Es hora de que las mujeres, conscientes de su identidad como personas y ciudadanas libres, compitan por el derecho a ocupar el sitio secularmente reservado a los maridos. ¿Se podrá objetar que, por la condición de mujer, una dama no es capaz de gobernar?
Cuando empezó a declinar la buena estrella que lo había encumbrado al poder omnímodo, le asaltó la candorosa idea de solicitar apoyo a la corona española para reconquistar el feudo que él mismo había fundado como país independiente con el nombre de República del Ecuador. La irrisoria propuesta, que no llegó a prosperar, reavivó el fervor cívico de las naciones liberadas por la espada de Bolívar, resueltas a enfrentar la amenaza de recolonizarnos.
Se ha empleado la palabra feudo porque era el territorio que el general Juan José Flores estimaba suyo en el proceso de repartición de la herencia bolivariana. Era el dueño absoluto y lo gobernaba apoyado en tropas incondicionales. No toleraba la oposición y reprimió brutalmente la libertad de pensar. Uno de sus comandantes, el negro venezolano Otamendi, sembró el terror con infames tropelías.
Pero el tirano disponía también del favor de los círculos de mayor influencia económica y política, a los que se había vinculado gracias al matrimonio con Mercedes Jijón, cuya familia pertenecía a la aristocracia criolla, heredera de las glorias del 10 de agosto de 1809. Ligarse mediante matrimonio con una dama que perteneciera a las clases dominantes era un cálculo estratégico para triunfar en la política. El propio mariscal Sucre se había casado por poder con la marquesa de Solanda, de una familia acaudalada e influyente, antes de que un balazo impidiera su avance a Quito para consumar el matrimonio y hacerse cargo del Distrito del Sur de la Gran Colombia. Flores no ha estado libre de sospecha en el crimen de Berruecos.
Similar fue la obsesión del guayaquileño Gabriel García Moreno, hijo de un extranjero avecindado en el puerto, Gabriel García Gómez, un español venido a menos, y de Mercedes Moreno, orgullosa de parentescos clericales. Según cuenta Benjamín Carrión en la apasionante biografía El Santo del Patíbulo, el joven García Moreno, quien había ido a estudiar en Quito en goce de una beca se dio modos para frecuentar la casa presidencial, en donde al cabo de poco tiempo estaba enamorado de Juana Jijón, la más joven cuñada de Juan José Flores. Pero al enterarse el mandatario de ciertas indiscreciones del joven pretendiente, lo echó a la calle a puntapiés, truncando la aspiración de ingresar a la casta gobernante.

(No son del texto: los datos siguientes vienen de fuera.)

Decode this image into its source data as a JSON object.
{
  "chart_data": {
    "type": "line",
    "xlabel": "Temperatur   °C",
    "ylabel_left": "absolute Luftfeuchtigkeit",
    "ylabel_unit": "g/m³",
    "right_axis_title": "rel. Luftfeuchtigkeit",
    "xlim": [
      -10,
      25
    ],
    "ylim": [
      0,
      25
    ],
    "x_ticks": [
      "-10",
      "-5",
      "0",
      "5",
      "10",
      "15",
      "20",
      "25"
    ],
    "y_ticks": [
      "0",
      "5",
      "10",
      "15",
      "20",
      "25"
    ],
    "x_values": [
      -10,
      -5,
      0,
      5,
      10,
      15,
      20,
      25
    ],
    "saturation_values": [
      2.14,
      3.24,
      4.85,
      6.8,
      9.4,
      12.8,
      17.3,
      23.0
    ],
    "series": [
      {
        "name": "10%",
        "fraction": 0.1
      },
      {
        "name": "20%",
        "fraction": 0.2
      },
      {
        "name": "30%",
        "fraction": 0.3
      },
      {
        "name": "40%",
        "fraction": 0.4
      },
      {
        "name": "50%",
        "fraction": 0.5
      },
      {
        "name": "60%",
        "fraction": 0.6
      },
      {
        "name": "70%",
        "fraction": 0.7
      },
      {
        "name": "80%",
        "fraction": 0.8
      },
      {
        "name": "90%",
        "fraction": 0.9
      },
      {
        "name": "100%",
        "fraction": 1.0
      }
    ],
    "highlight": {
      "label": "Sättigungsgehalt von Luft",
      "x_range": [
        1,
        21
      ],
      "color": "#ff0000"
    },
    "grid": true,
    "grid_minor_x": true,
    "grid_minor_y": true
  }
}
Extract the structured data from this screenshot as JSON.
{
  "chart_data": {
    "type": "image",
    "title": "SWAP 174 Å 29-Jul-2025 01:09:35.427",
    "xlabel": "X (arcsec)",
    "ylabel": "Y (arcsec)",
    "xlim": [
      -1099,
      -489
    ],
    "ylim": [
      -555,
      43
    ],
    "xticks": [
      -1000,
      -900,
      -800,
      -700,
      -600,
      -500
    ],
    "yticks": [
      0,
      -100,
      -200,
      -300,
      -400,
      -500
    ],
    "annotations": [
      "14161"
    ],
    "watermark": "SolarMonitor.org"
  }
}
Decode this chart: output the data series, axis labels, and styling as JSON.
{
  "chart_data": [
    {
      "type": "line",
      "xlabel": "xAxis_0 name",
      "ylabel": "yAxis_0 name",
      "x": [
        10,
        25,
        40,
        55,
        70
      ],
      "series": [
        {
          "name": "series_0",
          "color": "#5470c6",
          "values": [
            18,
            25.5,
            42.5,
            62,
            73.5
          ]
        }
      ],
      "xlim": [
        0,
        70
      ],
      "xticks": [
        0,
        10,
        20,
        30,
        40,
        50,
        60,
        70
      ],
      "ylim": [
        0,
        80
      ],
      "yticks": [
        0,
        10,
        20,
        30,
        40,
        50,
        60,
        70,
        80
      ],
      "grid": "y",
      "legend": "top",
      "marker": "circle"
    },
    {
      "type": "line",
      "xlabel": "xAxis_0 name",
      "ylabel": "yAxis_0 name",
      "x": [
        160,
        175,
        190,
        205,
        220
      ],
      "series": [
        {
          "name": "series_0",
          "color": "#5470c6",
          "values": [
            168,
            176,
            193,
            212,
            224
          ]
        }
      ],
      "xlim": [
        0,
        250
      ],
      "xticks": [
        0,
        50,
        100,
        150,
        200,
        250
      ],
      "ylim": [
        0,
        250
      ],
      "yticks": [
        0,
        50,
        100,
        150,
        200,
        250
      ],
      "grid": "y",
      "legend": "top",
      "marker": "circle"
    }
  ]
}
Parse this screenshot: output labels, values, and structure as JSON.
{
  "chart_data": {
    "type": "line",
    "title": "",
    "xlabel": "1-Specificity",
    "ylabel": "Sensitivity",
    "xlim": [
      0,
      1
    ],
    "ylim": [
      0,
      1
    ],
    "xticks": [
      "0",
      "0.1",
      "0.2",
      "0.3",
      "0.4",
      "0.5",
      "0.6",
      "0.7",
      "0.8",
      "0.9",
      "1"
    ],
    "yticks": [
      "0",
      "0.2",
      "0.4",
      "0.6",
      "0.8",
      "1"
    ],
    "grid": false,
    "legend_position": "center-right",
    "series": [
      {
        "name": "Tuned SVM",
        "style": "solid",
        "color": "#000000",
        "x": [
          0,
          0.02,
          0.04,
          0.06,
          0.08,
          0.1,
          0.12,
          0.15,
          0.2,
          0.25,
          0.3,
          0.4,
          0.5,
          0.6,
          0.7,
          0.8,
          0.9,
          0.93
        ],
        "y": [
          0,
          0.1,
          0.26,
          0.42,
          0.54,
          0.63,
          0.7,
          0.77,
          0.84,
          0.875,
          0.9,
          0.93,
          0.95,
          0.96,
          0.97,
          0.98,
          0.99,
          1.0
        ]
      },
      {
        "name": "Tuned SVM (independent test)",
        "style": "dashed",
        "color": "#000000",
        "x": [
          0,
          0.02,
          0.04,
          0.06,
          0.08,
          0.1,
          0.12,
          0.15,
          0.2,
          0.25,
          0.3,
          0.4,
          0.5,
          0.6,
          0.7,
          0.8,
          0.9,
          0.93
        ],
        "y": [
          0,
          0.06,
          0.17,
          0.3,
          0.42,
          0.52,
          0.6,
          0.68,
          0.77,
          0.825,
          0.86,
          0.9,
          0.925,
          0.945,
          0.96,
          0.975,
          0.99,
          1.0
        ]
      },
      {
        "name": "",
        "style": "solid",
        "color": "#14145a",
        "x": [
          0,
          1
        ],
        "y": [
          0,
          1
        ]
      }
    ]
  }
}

Más tarde, en 1846, frisaba en los 21 años cuando contrajo matrimonio por correspondencia con Rosa Ascásubi y Matheu, de 38 años de edad, una dama enferma, de ponderada fealdad, mucho mayor a él, pero poseedora del mérito indisputable de ser hermana de los Ascásubi, sobre todo de Roberto y Manuel, vicepresidente, este último, y luego presidente de la República. García Moreno la tuvo por esposa, casi sin hacer presencia hogareña, hasta 1865. Ese año, ella se agravó de su extraña e incurable enfermedad, quizás hereditaria. En 1861, el esposo había sido designado presidente de la República por la Asamblea Constituyente presidida ´por Flores, con quien se había reconciliado, y acababa de terminar el período presidencial. Esta vez permaneció muy pensativo junto al lecho de la enferma, de cuyo apoyo ya no necesitaría para plasmar sus futuras ambiciones. El facultativo había recetado unas gotas de láudano para aliviarla. Pero alguien -no se llegó a saber quién fue- le administró todo el contenido del frasco; esto es, una cantidad suficiente para matar una yegua, según declaración del médico tratante. García Moreno continuó manejando despóticamente el país hasta caer asesinado en 1875, al pie del palacio de gobierno.
Las nobles damas aquí recordadas constituyen un ejemplo del papel discreto y secundario que la tradición le asignaba a la mujer en momentos cruciales de la historia. Desde entonces, ha transcurrido mucho tiempo y aquella arbitrariedad debe superarse. Es hora de que las mujeres, conscientes de su identidad como personas y ciudadanas libres, compitan por el derecho a ocupar el sitio secularmente reservado a los maridos. ¿Se podrá objetar que, por la condición de mujer, una dama no es capaz de gobernar? La respuesta corresponde a la sociedad en su conjunto. Una dama podría encargarse de arreglar, en este país, aquello que durante casi dos siglos han desarreglado los varones.